Madeleine Bunting in Guardian, reports on what she discovered, in five years of research- a vital activity distorted by a desire for tickbox efficiency and value for money. October 2020.

Care is a short word that is ubiquitous, used for the most intimate relationships with vulnerability and dependence from birth to death. Fired by curiosity, I have hunted out people whose lives are dominated by care, either unpaid or as part of their work. I started every interview with the same question: what do you understand by this word care?

From the 19-year-old social care worker to the experienced GP, from the mother of a child with disabilities to the hospice social worker, from the healthcare assistant to the president of the Royal College of Nursing, I have sat and listened over the last five years to fascinating explanations of this “labour of love” – the words they often used.

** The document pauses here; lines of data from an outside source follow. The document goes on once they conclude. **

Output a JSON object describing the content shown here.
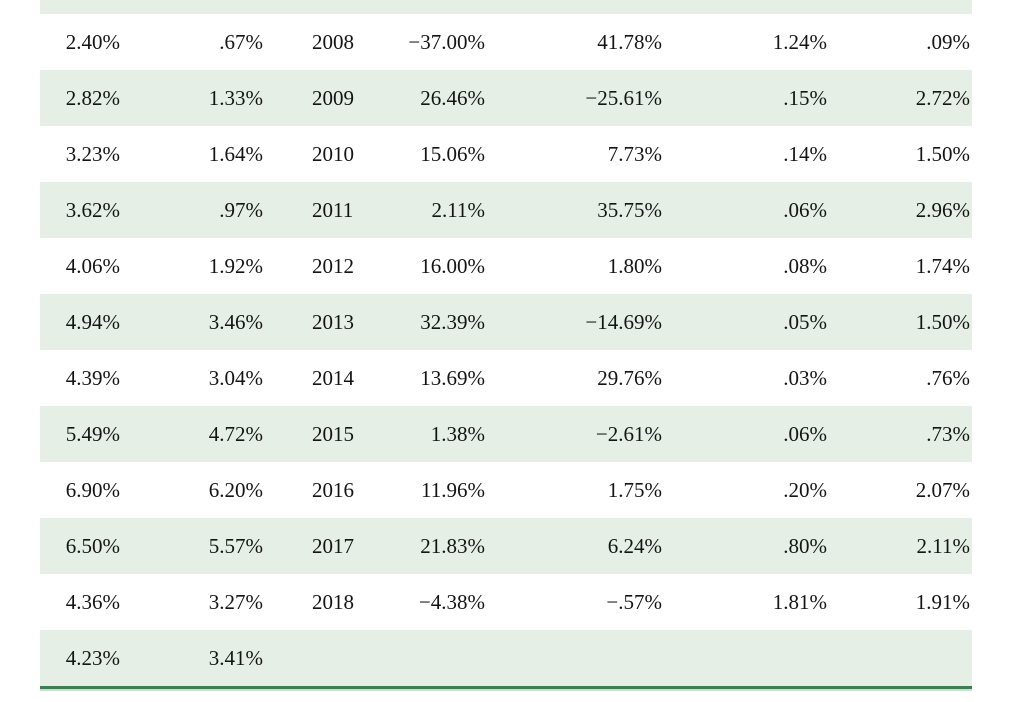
{
  "page": {
    "background": "#ffffff"
  },
  "table": {
    "row_alt_bg": "#e5efe6",
    "bottom_border_color": "#3f7e54",
    "bottom_border_light": "#c9dfcf",
    "text_color": "#141414",
    "rows": [
      [
        "2.40%",
        ".67%",
        "2008",
        "−37.00%",
        "41.78%",
        "1.24%",
        ".09%"
      ],
      [
        "2.82%",
        "1.33%",
        "2009",
        "26.46%",
        "−25.61%",
        ".15%",
        "2.72%"
      ],
      [
        "3.23%",
        "1.64%",
        "2010",
        "15.06%",
        "7.73%",
        ".14%",
        "1.50%"
      ],
      [
        "3.62%",
        ".97%",
        "2011",
        "2.11%",
        "35.75%",
        ".06%",
        "2.96%"
      ],
      [
        "4.06%",
        "1.92%",
        "2012",
        "16.00%",
        "1.80%",
        ".08%",
        "1.74%"
      ],
      [
        "4.94%",
        "3.46%",
        "2013",
        "32.39%",
        "−14.69%",
        ".05%",
        "1.50%"
      ],
      [
        "4.39%",
        "3.04%",
        "2014",
        "13.69%",
        "29.76%",
        ".03%",
        ".76%"
      ],
      [
        "5.49%",
        "4.72%",
        "2015",
        "1.38%",
        "−2.61%",
        ".06%",
        ".73%"
      ],
      [
        "6.90%",
        "6.20%",
        "2016",
        "11.96%",
        "1.75%",
        ".20%",
        "2.07%"
      ],
      [
        "6.50%",
        "5.57%",
        "2017",
        "21.83%",
        "6.24%",
        ".80%",
        "2.11%"
      ],
      [
        "4.36%",
        "3.27%",
        "2018",
        "−4.38%",
        "−.57%",
        "1.81%",
        "1.91%"
      ],
      [
        "4.23%",
        "3.41%",
        "",
        "",
        "",
        "",
        ""
      ]
    ]
  }
}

Many started the interview assuring me they had nothing to say, they were “just” carers. Yet by the end of their deeply moving answers, they were astonished at themselves – and even grateful for having had the chance to explain their work. Several said no one had ever asked before.

I saw how many of these individuals were dedicated to a set of values profoundly at odds with wider society and often even with the organisations for which some of them worked. For instance, the healthcare worker on a busy oncology ward sighed that the hospital management seemed to think it was a business, but she told me she knew it couldn’t be: her work was about relationships. And as I shadowed her for a day, I saw how she patiently coaxed an elderly gentlemen to wash and reassured another confused patient. She insisted that even when people are dying, they enjoy a joke and a smiling friendly face. The ward’s other healthcare worker showed me the equipment cupboard, labelled with prices; some of the injections were worth more than a shift’s pay, he commented bitterly.

The sense of being beleaguered was true not just of low-paid healthcare assistants and social care workers, but also of GPs, consultants, professors and directors of nursing. They were just as eloquent and impassioned about the fact that the vital, unquantifiable nature of care was being squeezed to the margins. It’s partly a matter of workload but it’s also a deeper, more systemic shift that has been under way for three decades, in which care is reduced to tickboxes in an attempt to standardise this most unpredictable of human activities.